Interpersonal communication is the interaction between two or more people or groups. You will be using this form of communication all the time during your health work. This form of communication can be face-to-face, two-way, verbal or non-verbal interaction, and includes the sharing of information and feelings between individuals or groups.
The most important parts of personal communication are characterised by a strong feedback component, and it is always a two-way process. Interpersonal communication involves not only the words used, but also various elements of non-verbal communication. The purposes of interpersonal communication are to influence, help and discover — as well as to share and perhaps even play together.
The main benefits of interpersonal communication include the transfer of knowledge and assisting changes in attitudes and behaviour.
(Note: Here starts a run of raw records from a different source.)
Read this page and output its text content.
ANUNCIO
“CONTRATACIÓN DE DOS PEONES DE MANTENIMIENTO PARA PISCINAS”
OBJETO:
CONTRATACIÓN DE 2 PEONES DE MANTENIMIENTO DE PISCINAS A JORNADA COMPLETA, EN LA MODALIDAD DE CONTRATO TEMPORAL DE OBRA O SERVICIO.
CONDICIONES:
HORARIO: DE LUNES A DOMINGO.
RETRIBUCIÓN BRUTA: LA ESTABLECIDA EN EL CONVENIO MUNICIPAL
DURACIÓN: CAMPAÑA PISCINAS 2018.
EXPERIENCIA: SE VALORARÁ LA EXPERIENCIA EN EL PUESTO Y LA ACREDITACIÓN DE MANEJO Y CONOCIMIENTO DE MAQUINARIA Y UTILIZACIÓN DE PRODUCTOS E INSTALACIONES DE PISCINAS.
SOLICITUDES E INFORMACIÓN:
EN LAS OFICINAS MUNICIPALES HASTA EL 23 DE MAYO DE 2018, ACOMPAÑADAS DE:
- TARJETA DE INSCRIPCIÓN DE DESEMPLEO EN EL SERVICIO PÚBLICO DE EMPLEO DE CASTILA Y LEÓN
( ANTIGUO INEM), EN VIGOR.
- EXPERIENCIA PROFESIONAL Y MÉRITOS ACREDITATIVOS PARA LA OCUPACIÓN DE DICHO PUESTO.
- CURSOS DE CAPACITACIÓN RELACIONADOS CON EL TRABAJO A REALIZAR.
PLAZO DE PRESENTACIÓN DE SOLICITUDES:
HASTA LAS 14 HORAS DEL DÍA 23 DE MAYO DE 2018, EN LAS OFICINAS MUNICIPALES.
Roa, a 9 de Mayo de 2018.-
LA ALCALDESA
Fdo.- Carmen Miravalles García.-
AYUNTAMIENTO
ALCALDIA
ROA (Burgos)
It may also be used to teach new skills such as problem solving. The communication takes place in both directions from the source to the receiver and vice versa. There is a chance to raise questions and start a discussion so that the idea is understood by both parties. Since the communication is interactive there is a high chance of utilising more than two senses such as seeing, hearing and touching.
Adoption of a behaviour passes through several stages and interpersonal communication has importance at all of these stages. So if you want to help someone change their health behaviour you will certainly have to use interpersonal communication effectively. This is especially important when the topic is taboo or sensitive.
Why is study of interpersonal communication important?
Interpersonal communication is important because of the functions it can achieve. Whenever you engage in communication with another person, you seek to gain information about them. That means you can better predict how they will think, feel and act if you know who they are. Remember that you also give off information about yourself through a wide variety of verbal and non-verbal cues.